The indictment charged Rhodes, Jackson, and Walker with one count of murder, one count of felony murder, two counts of aggravated assault with intent to rob, one count of aggravated assault with a handgun, one count of burglary, and one count of possession of a firearm during the commission of a crime.
The state moved for a severance “because of Bruton concerns.”
In Bruton v. United States, the United States Supreme Court held that a defendant’s Sixth Amendment right of confrontation is violated when: (a) co-defendants are tried jointly; (b) one co-defendant’s statement is used to implicate the other co-defendant in the crime; and (c) the co-defendant who made the implicating statement employs his Fifth Amendment right not to testify and thus does not take the stand to face cross-examination about the statement.1
Specifically, the prosecuting attorney argued that Rhodes’s videotaped statement was key evidence against him, that the statement could not be redacted so as to delete Rhodes’s implication of Jackson and Walker in the crimes charged, and that Bruton would therefore preclude admission of the statement if Jackson and Walker were tried jointly with Rhodes. Rhodes’s attorney objected on grounds that Jackson and Walker had given statements to police which absolved Rhodes from any direct involvement in the shooting of Verner and Martin, and that a severance would make it impossible for Rhodes to present this exculpatory evidence to the jury. The trial court granted the state’s motion for severance. The jury found Rhodes guilty on two counts of aggravated assault with intent to rob and on one count of burglary. He was found not guilty on the remaining counts.
The decision of the Supreme Court of Georgia in Broomfield v. State2 stands as authority for the proposition that a defendant facing a multi-defendant trial has no right to oppose a co-defendant’s motion *675for severance.3 It follows that Rhodes lacks standing to complain of the trial court’s decision to sever his trial from that of the co-indictees at the request of the state. Moreover, Rhodes has failed to show harm, as the jury found him not guilty of the offenses to which Jackson’s and Walker’s statements related. Furthermore, “[a] motion for severance is a matter committed to the sound discretion of the trial court. The ruling of the trial court is subject to reversal only for an abuse of that discretion.”4 A trial court’s grant of a severance in order to avoid violation of a co-indictee’s constitutional rights under Bruton is not an abuse of discretion.5
Decided June 3, 2004.
Leisa G. Terry, for appellant.
Kenneth B. Hodges III, District Attorney, Gregory W. Edwards, Assistant District Attorney, for appellee.

Judgment affirmed.

Smith, C. J., and Johnson, P. J., concur.

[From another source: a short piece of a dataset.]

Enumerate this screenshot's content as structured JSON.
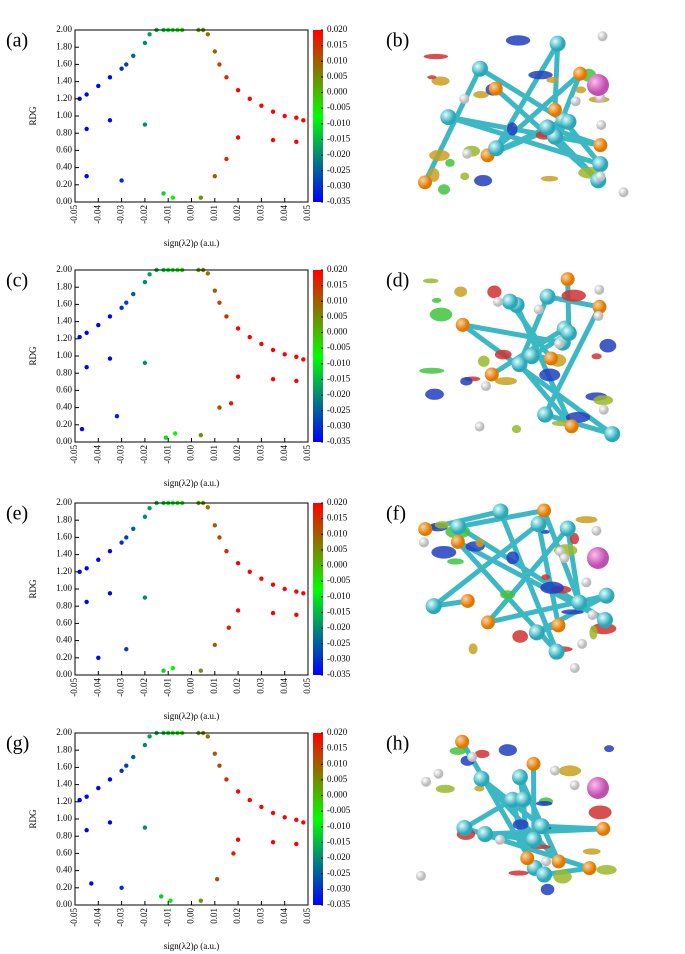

 (Footnotes omitted.) Boone v. State, 250 Ga. App. 133, 135-136 (2) (549 SE2d 713) (2001), citing Bruton v. United States, 391 U. S. 123 (88 SC 1620, 20 LE2d 476) (1968).

 264 Ga. 145 (442 SE2d 242) (1994).

 Id. at 147 (2).

 (Citations and punctuation omitted.) Kirby v. State, 174 Ga. App. 58, 60 (2) (329 SE2d 228) (1985).

 See generally Johnson v. State, 275 Ga. 650, 651 (2) (571 SE2d 782) (2002); Moss v. State, 275 Ga. 96, 97 (2) (561 SE2d 382) (2002).